Our friend keeps mouthing off once he gets in front of the judges while every member of the audience repeatedly face-palms and Nigel tries to reason with him. Somewhat surprisingly, when he finally begins a rocky break-dancing routine, he isn’t terrible, but still, there’s no way he’s getting through to the next round. Lil C calls him out for being unfocused, Mary says it wasn’t very entertaining and Nigel tells him he talks a big game and didn’t bring it. Dude stank-faces his way through the entire critique before Nigel goes Supernanny on him and decrees, “You’ve got a bad attitude, young man. … You are the worst person, in attitude, we’ve had on this show!”
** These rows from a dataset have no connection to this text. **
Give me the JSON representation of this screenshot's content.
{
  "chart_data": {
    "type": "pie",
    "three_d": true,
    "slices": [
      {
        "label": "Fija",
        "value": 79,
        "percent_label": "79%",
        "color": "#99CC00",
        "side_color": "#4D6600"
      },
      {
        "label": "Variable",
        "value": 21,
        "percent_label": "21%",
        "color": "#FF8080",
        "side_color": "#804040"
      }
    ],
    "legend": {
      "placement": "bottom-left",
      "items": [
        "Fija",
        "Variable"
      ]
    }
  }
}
He exits awkwardly as a hush falls over the room.
Fortunately, we have Jarell Rochelle to restore the good vibes. He desperately wants to make it big in the dance world before his mother’s degenerative vision disease renders her unable to see him perform. Nigel invites Mom up to the judges table, where she watches Jarell perform a captivating story about the sadness that comes with the passage of time, expertly weaving together his immense skill, technique and emotion. Nigel tells Jarell his smile is engrossing, Lil C says he was thoroughly touched and then Nigel hands the Vegas ticket to Jarell’s mother. Happiness for all.
And that’s a wrap on Week One. What did you think? Were you as impressed with The Exorcist as I was? Who shouldn’t have gotten a ticket to Vegas? And most importantly, did you cry more or less frequently than Mary?